Las balas que hoy mantienen entre la vida y la muerte a Miguel Uribe Turbay no solo se alojaron en su cabeza y su pierna: perforaron también la frágil ilusión de un país que creía haber superado los años más sombríos de la violencia. Pero más allá del horror del atentado, existe una tragedia paralela, igual de cruda y quizá más devastadora: la historia de Juan Sebastián, el niño de 15 años que disparó el arma.

Juan Sebastián se acercó con sangre fría y aparentemente sin escrúpulos para dispararle a Miguel.
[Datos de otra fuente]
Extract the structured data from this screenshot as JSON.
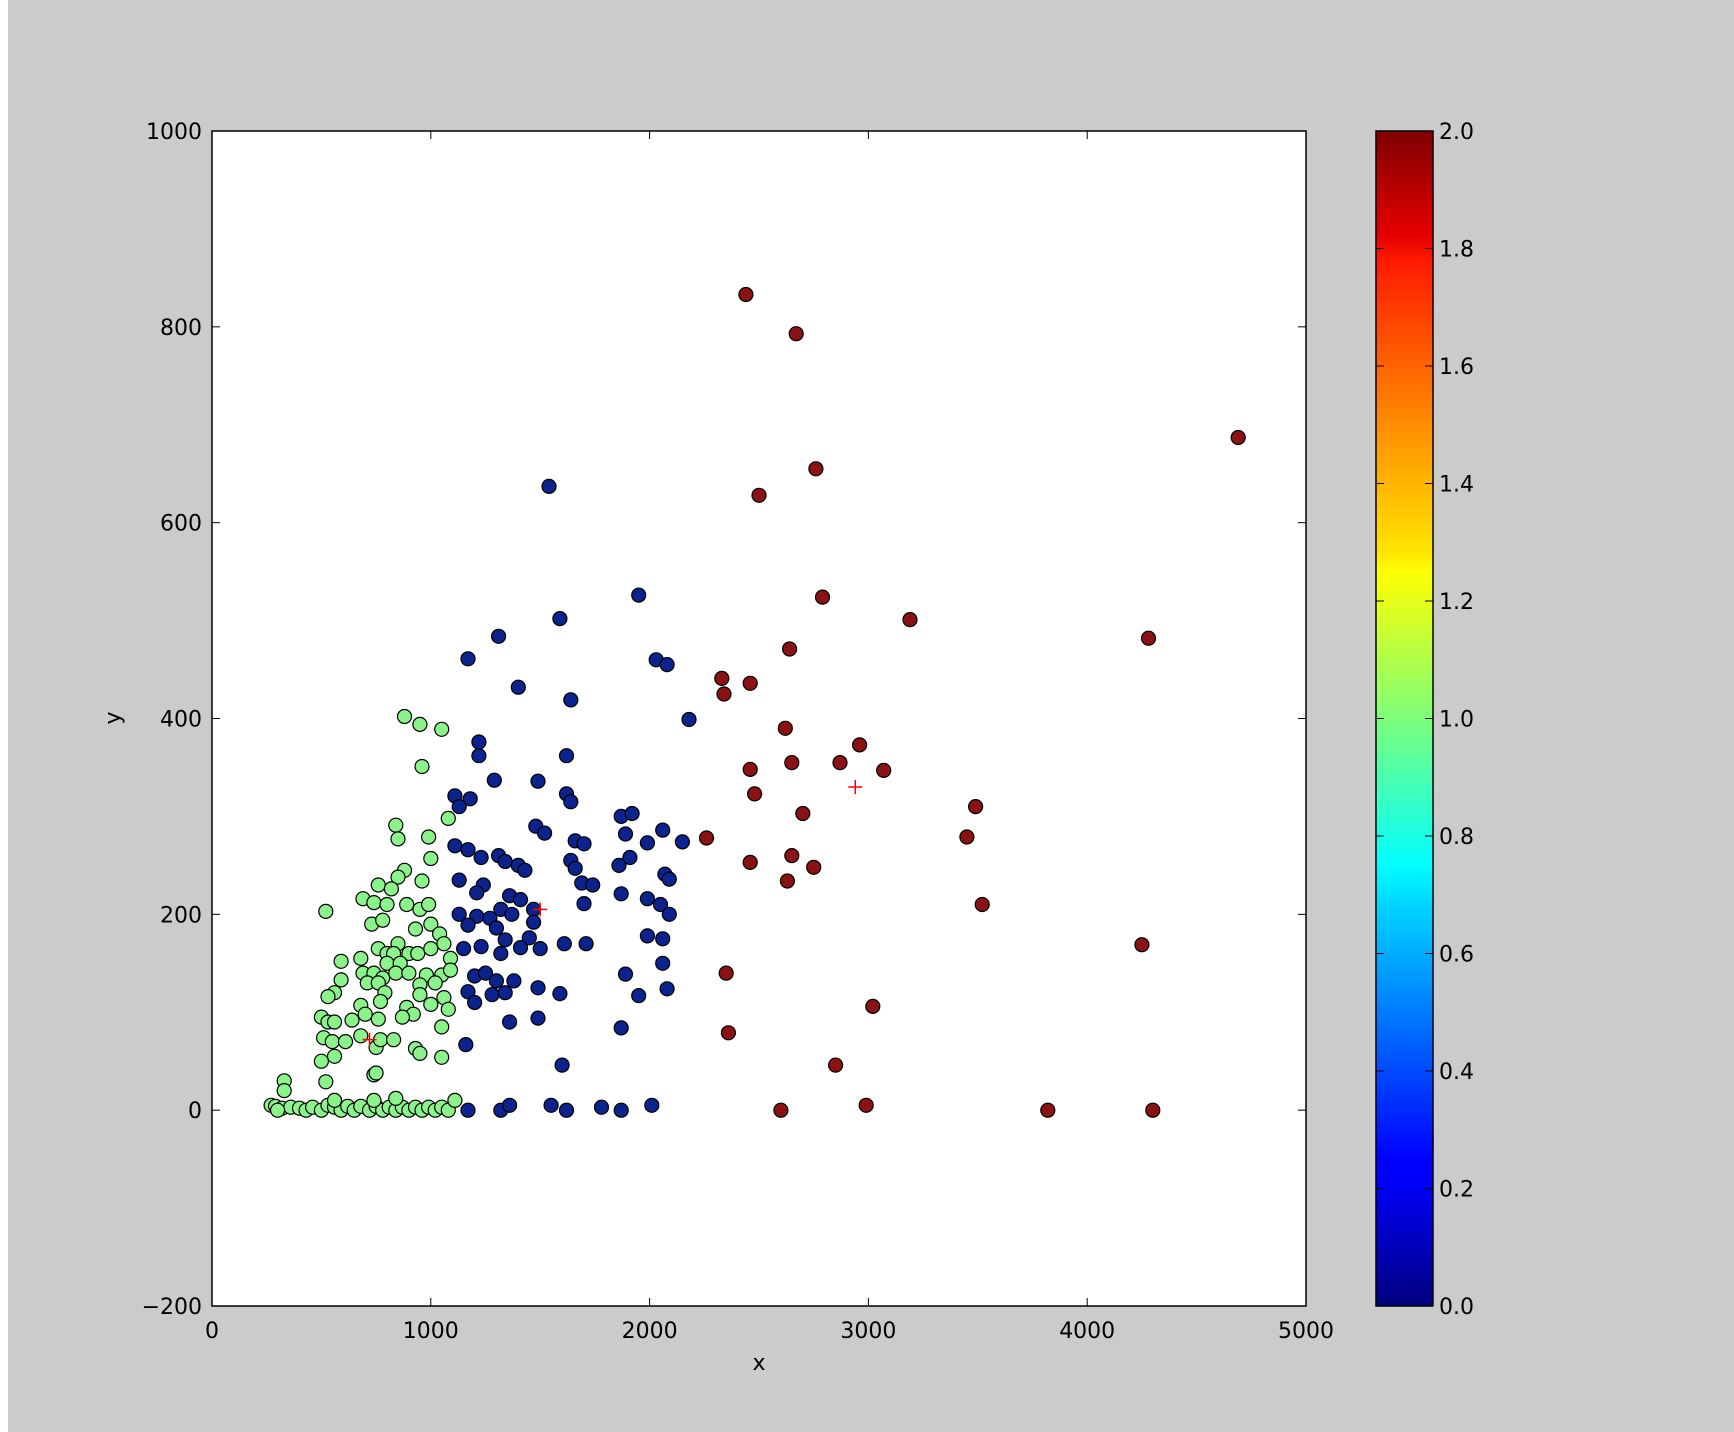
{
  "chart_data": {
    "type": "scatter",
    "title": "",
    "xlabel": "x",
    "ylabel": "y",
    "xlim": [
      0,
      5000
    ],
    "ylim": [
      -200,
      1000
    ],
    "xticks": [
      "0",
      "1000",
      "2000",
      "3000",
      "4000",
      "5000"
    ],
    "yticks": [
      "−200",
      "0",
      "200",
      "400",
      "600",
      "800",
      "1000"
    ],
    "grid": false,
    "colorbar": {
      "colormap": "jet",
      "range": [
        0.0,
        2.0
      ],
      "ticks": [
        "0.0",
        "0.2",
        "0.4",
        "0.6",
        "0.8",
        "1.0",
        "1.2",
        "1.4",
        "1.6",
        "1.8",
        "2.0"
      ]
    },
    "cluster_colors": {
      "0": "#0c228c",
      "1": "#8af48a",
      "2": "#8a1212"
    },
    "centroid_color": "#ff0000",
    "series": [
      {
        "cluster": 2,
        "points": [
          [
            2440,
            833
          ],
          [
            2670,
            793
          ],
          [
            4690,
            687
          ],
          [
            2760,
            655
          ],
          [
            2500,
            628
          ],
          [
            2790,
            524
          ],
          [
            3190,
            501
          ],
          [
            4280,
            482
          ],
          [
            2640,
            471
          ],
          [
            2330,
            441
          ],
          [
            2460,
            436
          ],
          [
            2340,
            425
          ],
          [
            2620,
            390
          ],
          [
            2960,
            373
          ],
          [
            2460,
            348
          ],
          [
            2650,
            355
          ],
          [
            2870,
            355
          ],
          [
            3070,
            347
          ],
          [
            2480,
            323
          ],
          [
            3490,
            310
          ],
          [
            2700,
            303
          ],
          [
            2260,
            278
          ],
          [
            3450,
            279
          ],
          [
            2650,
            260
          ],
          [
            2460,
            253
          ],
          [
            2750,
            248
          ],
          [
            2630,
            234
          ],
          [
            3520,
            210
          ],
          [
            4250,
            169
          ],
          [
            2350,
            140
          ],
          [
            3020,
            106
          ],
          [
            2360,
            79
          ],
          [
            2850,
            46
          ],
          [
            2990,
            5
          ],
          [
            3820,
            0
          ],
          [
            2600,
            0
          ],
          [
            4300,
            0
          ]
        ]
      },
      {
        "cluster": 0,
        "points": [
          [
            1540,
            637
          ],
          [
            1950,
            526
          ],
          [
            1590,
            502
          ],
          [
            1310,
            484
          ],
          [
            1170,
            461
          ],
          [
            2030,
            460
          ],
          [
            2080,
            455
          ],
          [
            1400,
            432
          ],
          [
            1640,
            419
          ],
          [
            2180,
            399
          ],
          [
            1220,
            376
          ],
          [
            1220,
            362
          ],
          [
            1620,
            362
          ],
          [
            1290,
            337
          ],
          [
            1490,
            336
          ],
          [
            1110,
            321
          ],
          [
            1180,
            318
          ],
          [
            1620,
            323
          ],
          [
            1640,
            315
          ],
          [
            1130,
            310
          ],
          [
            1870,
            300
          ],
          [
            1920,
            303
          ],
          [
            1480,
            290
          ],
          [
            1520,
            283
          ],
          [
            1890,
            282
          ],
          [
            2060,
            286
          ],
          [
            1990,
            273
          ],
          [
            2150,
            274
          ],
          [
            1110,
            270
          ],
          [
            1170,
            266
          ],
          [
            1660,
            275
          ],
          [
            1700,
            272
          ],
          [
            1230,
            258
          ],
          [
            1310,
            260
          ],
          [
            1340,
            254
          ],
          [
            1400,
            250
          ],
          [
            1430,
            245
          ],
          [
            1640,
            255
          ],
          [
            1660,
            247
          ],
          [
            1860,
            250
          ],
          [
            1910,
            258
          ],
          [
            2070,
            241
          ],
          [
            2090,
            236
          ],
          [
            1130,
            235
          ],
          [
            1240,
            230
          ],
          [
            1210,
            222
          ],
          [
            1360,
            219
          ],
          [
            1410,
            215
          ],
          [
            1690,
            232
          ],
          [
            1740,
            230
          ],
          [
            1990,
            216
          ],
          [
            2050,
            210
          ],
          [
            1130,
            200
          ],
          [
            1210,
            198
          ],
          [
            1270,
            196
          ],
          [
            1320,
            205
          ],
          [
            1370,
            200
          ],
          [
            1470,
            205
          ],
          [
            1700,
            211
          ],
          [
            1870,
            221
          ],
          [
            2090,
            200
          ],
          [
            1170,
            189
          ],
          [
            1300,
            186
          ],
          [
            1340,
            174
          ],
          [
            1450,
            176
          ],
          [
            1470,
            192
          ],
          [
            1610,
            170
          ],
          [
            1710,
            170
          ],
          [
            1990,
            178
          ],
          [
            2060,
            175
          ],
          [
            1150,
            165
          ],
          [
            1230,
            167
          ],
          [
            1320,
            160
          ],
          [
            1410,
            166
          ],
          [
            1500,
            165
          ],
          [
            2060,
            150
          ],
          [
            1200,
            137
          ],
          [
            1250,
            140
          ],
          [
            1300,
            132
          ],
          [
            1380,
            132
          ],
          [
            1170,
            121
          ],
          [
            1280,
            118
          ],
          [
            1490,
            125
          ],
          [
            1590,
            119
          ],
          [
            1890,
            139
          ],
          [
            1950,
            117
          ],
          [
            2080,
            124
          ],
          [
            1200,
            110
          ],
          [
            1340,
            120
          ],
          [
            1360,
            90
          ],
          [
            1490,
            94
          ],
          [
            1870,
            84
          ],
          [
            1160,
            67
          ],
          [
            1600,
            46
          ],
          [
            1550,
            5
          ],
          [
            1620,
            0
          ],
          [
            1780,
            3
          ],
          [
            1870,
            0
          ],
          [
            2010,
            5
          ],
          [
            1320,
            0
          ],
          [
            1360,
            5
          ],
          [
            1170,
            0
          ]
        ]
      },
      {
        "cluster": 1,
        "points": [
          [
            880,
            402
          ],
          [
            950,
            394
          ],
          [
            1050,
            389
          ],
          [
            960,
            351
          ],
          [
            1080,
            298
          ],
          [
            840,
            291
          ],
          [
            850,
            277
          ],
          [
            990,
            279
          ],
          [
            1000,
            257
          ],
          [
            880,
            245
          ],
          [
            850,
            238
          ],
          [
            960,
            234
          ],
          [
            760,
            230
          ],
          [
            690,
            216
          ],
          [
            740,
            212
          ],
          [
            820,
            226
          ],
          [
            800,
            210
          ],
          [
            890,
            210
          ],
          [
            950,
            205
          ],
          [
            520,
            203
          ],
          [
            990,
            210
          ],
          [
            730,
            190
          ],
          [
            780,
            194
          ],
          [
            1000,
            190
          ],
          [
            930,
            185
          ],
          [
            1040,
            180
          ],
          [
            850,
            170
          ],
          [
            1060,
            170
          ],
          [
            760,
            165
          ],
          [
            800,
            160
          ],
          [
            830,
            160
          ],
          [
            900,
            160
          ],
          [
            940,
            160
          ],
          [
            1000,
            165
          ],
          [
            590,
            152
          ],
          [
            680,
            155
          ],
          [
            800,
            150
          ],
          [
            860,
            150
          ],
          [
            1090,
            155
          ],
          [
            690,
            140
          ],
          [
            740,
            140
          ],
          [
            780,
            135
          ],
          [
            840,
            140
          ],
          [
            900,
            140
          ],
          [
            980,
            138
          ],
          [
            1050,
            138
          ],
          [
            1090,
            143
          ],
          [
            590,
            133
          ],
          [
            710,
            130
          ],
          [
            760,
            130
          ],
          [
            950,
            128
          ],
          [
            1020,
            130
          ],
          [
            560,
            120
          ],
          [
            790,
            120
          ],
          [
            950,
            118
          ],
          [
            1060,
            115
          ],
          [
            530,
            116
          ],
          [
            680,
            107
          ],
          [
            770,
            111
          ],
          [
            890,
            105
          ],
          [
            920,
            98
          ],
          [
            1000,
            108
          ],
          [
            1080,
            103
          ],
          [
            500,
            95
          ],
          [
            530,
            90
          ],
          [
            560,
            90
          ],
          [
            640,
            92
          ],
          [
            700,
            98
          ],
          [
            760,
            93
          ],
          [
            870,
            95
          ],
          [
            1050,
            85
          ],
          [
            510,
            74
          ],
          [
            550,
            70
          ],
          [
            610,
            70
          ],
          [
            680,
            76
          ],
          [
            750,
            64
          ],
          [
            770,
            72
          ],
          [
            830,
            72
          ],
          [
            930,
            63
          ],
          [
            950,
            58
          ],
          [
            1050,
            54
          ],
          [
            500,
            50
          ],
          [
            560,
            55
          ],
          [
            740,
            36
          ],
          [
            750,
            38
          ],
          [
            520,
            29
          ],
          [
            330,
            30
          ],
          [
            330,
            20
          ],
          [
            270,
            5
          ],
          [
            290,
            4
          ],
          [
            320,
            2
          ],
          [
            360,
            3
          ],
          [
            400,
            2
          ],
          [
            430,
            0
          ],
          [
            460,
            3
          ],
          [
            500,
            0
          ],
          [
            530,
            5
          ],
          [
            560,
            3
          ],
          [
            590,
            0
          ],
          [
            620,
            4
          ],
          [
            650,
            0
          ],
          [
            680,
            4
          ],
          [
            720,
            0
          ],
          [
            750,
            4
          ],
          [
            780,
            0
          ],
          [
            810,
            3
          ],
          [
            840,
            0
          ],
          [
            870,
            3
          ],
          [
            900,
            0
          ],
          [
            930,
            3
          ],
          [
            960,
            0
          ],
          [
            990,
            3
          ],
          [
            1020,
            0
          ],
          [
            1050,
            3
          ],
          [
            1080,
            0
          ],
          [
            1110,
            10
          ],
          [
            300,
            0
          ],
          [
            560,
            10
          ],
          [
            740,
            10
          ],
          [
            840,
            12
          ]
        ]
      }
    ],
    "centroids": [
      [
        720,
        72
      ],
      [
        1500,
        205
      ],
      [
        2940,
        330
      ]
    ]
  }
}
Como a cualquier niño que le ponen a hacer un mandado: así como le pueden decir, vaya y compre una gaseosa, parece que también le pudieran pedir vaya y le dispara a este señor.

Cuando uno ve sus fotos empieza a sentir por ese niño un dolor parecido al que todavía hoy sentimos por Miguel Uribe. Su historia no empezó con una pistola en la mano, sino con una camiseta de la Selección Colombia, con abrazos con amigos, tortas de cumpleaños y momentos familiares que bien podrían encontrarse en el álbum de fotos de cualquier hogar colombiano.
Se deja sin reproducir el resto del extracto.